Exploring Novel Data Storage Approaches for Large-Scale Numerical Weather Prediction

2026-02-19Distributed, Parallel, and Cluster Computing

Distributed, Parallel, and Cluster ComputingDatabases
AI summary

The authors studied new ways to store and access large amounts of data for weather prediction and other high-performance computing (HPC) tasks. They tested two modern storage systems, DAOS and Ceph, by adapting their software and comparing these to a traditional system called Lustre on the same computers. Their experiments showed that both new systems worked well, but DAOS was better at handling very large data amounts and scaling up. They also discussed the challenges of switching to these newer systems and the potential benefits they offer. This research provides useful insights for HPC users considering object storage but does not suggest completely replacing older methods.

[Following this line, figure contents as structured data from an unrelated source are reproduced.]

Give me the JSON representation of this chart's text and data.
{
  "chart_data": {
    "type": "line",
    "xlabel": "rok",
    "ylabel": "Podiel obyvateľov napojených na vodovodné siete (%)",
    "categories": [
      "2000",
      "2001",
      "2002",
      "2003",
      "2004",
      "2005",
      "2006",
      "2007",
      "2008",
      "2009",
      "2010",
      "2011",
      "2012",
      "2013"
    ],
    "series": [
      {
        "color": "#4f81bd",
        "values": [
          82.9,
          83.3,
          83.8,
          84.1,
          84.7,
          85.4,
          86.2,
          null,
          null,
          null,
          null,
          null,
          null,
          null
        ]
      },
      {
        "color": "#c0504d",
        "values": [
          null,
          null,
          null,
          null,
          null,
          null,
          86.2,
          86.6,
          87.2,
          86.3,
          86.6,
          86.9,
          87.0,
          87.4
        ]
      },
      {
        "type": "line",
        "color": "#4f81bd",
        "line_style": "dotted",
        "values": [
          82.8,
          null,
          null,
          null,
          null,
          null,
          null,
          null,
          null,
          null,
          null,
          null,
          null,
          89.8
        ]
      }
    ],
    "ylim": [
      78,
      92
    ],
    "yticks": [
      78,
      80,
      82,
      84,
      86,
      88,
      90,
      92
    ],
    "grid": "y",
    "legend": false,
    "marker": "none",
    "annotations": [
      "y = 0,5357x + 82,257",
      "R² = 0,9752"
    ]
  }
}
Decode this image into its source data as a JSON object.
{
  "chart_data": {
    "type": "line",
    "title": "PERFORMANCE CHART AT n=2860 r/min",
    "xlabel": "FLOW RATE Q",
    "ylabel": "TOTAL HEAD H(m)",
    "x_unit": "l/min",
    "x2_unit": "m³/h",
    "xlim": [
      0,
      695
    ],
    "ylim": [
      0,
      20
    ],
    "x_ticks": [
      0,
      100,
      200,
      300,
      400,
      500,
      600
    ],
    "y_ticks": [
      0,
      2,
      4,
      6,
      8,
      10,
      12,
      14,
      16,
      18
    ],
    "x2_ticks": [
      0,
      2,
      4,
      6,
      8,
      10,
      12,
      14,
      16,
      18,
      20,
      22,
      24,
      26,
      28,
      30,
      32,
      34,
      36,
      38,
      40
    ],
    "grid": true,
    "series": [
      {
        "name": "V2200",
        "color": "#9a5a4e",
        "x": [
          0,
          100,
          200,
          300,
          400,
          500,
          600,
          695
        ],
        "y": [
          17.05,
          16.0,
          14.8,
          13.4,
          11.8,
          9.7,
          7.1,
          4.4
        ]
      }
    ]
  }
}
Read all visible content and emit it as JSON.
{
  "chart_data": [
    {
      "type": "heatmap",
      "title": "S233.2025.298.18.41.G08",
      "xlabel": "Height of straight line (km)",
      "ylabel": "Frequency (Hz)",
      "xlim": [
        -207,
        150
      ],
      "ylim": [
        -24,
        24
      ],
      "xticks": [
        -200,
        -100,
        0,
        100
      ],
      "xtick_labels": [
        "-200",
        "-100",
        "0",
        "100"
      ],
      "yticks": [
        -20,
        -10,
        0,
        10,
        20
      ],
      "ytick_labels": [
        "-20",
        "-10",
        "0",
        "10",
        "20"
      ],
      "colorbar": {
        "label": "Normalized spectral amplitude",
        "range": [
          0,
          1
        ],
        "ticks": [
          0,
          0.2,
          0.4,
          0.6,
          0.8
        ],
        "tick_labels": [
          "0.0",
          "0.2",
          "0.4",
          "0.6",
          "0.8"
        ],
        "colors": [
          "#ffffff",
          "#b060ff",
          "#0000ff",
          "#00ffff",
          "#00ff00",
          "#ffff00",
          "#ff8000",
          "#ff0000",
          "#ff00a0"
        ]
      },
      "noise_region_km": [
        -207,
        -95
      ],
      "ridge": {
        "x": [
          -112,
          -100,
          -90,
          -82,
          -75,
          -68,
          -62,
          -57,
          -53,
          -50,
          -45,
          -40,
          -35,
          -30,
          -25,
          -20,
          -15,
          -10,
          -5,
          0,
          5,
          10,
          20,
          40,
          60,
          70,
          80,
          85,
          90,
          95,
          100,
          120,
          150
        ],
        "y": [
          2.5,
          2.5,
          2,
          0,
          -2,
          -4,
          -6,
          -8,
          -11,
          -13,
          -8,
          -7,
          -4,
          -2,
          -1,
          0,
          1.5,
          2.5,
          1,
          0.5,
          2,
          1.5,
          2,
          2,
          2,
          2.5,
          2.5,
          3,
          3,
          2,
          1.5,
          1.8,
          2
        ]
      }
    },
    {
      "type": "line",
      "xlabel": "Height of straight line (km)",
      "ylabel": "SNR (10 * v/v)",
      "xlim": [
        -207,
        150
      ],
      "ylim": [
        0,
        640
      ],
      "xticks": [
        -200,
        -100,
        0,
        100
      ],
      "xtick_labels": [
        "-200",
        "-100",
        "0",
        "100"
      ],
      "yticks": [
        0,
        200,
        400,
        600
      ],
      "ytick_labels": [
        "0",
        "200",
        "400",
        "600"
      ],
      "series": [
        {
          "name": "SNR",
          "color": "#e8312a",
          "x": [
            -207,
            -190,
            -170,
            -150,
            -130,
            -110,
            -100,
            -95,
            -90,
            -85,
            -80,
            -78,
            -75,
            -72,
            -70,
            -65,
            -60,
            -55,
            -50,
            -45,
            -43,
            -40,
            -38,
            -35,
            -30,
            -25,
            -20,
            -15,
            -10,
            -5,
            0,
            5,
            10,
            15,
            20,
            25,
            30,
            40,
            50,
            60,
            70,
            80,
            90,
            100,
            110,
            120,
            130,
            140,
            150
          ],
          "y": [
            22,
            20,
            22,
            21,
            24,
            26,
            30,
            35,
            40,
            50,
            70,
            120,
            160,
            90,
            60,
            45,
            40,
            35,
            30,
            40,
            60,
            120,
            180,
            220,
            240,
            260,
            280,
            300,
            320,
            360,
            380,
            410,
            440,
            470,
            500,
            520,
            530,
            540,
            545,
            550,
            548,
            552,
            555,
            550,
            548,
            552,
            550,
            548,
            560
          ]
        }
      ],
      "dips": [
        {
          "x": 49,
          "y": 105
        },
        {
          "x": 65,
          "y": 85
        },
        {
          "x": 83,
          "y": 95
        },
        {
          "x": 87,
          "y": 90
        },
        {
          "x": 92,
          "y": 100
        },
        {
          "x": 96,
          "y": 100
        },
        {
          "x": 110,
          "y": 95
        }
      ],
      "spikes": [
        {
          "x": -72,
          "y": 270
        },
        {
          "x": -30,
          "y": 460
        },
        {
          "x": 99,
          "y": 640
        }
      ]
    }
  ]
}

High-Performance Computing (HPC)Numerical Weather Prediction (NWP)POSIX file systemNVMe SSDObject storageDAOSCephLustre file systemI/O benchmarkingScalability
Authors
Nicolau Manubens Gil
Abstract
Driven by scientific and industry ambition, HPC and AI applications such as operational Numerical Weather Prediction (NWP) require processing and storing ever-increasing data volumes as fast as possible. Whilst POSIX distributed file systems and NVMe SSDs are currently a common HPC storage configuration providing I/O to applications, new storage solutions have proliferated or gained traction over the last decade with potential to address performance limitations POSIX file systems manifest at scale for certain I/O workloads. This work has primarily aimed to assess the suitability and performance of two object storage systems -namely DAOS and Ceph- for the ECMWF's operational NWP as well as for HPC and AI applications in general. New software-level adapters have been developed which enable the ECMWF's NWP to leverage these systems, and extensive I/O benchmarking has been conducted on a few computer systems, comparing the performance delivered by the evaluated object stores to that of equivalent Lustre file system deployments on the same hardware. Challenges of porting to object storage and its benefits with respect to the traditional POSIX I/O approach have been discussed and, where possible, domain-agnostic performance analysis has been conducted, leading to insight also of relevance to I/O practitioners and the broader HPC community. DAOS and Ceph have both demonstrated excellent performance, but DAOS stood out relative to Ceph and Lustre, providing superior scalability and flexibility for applications to perform I/O at scale as desired. This sets a promising outlook for DAOS and object storage, which might see greater adoption at HPC centres in the years to come, although not necessarily implying a shift away from POSIX-like I/O.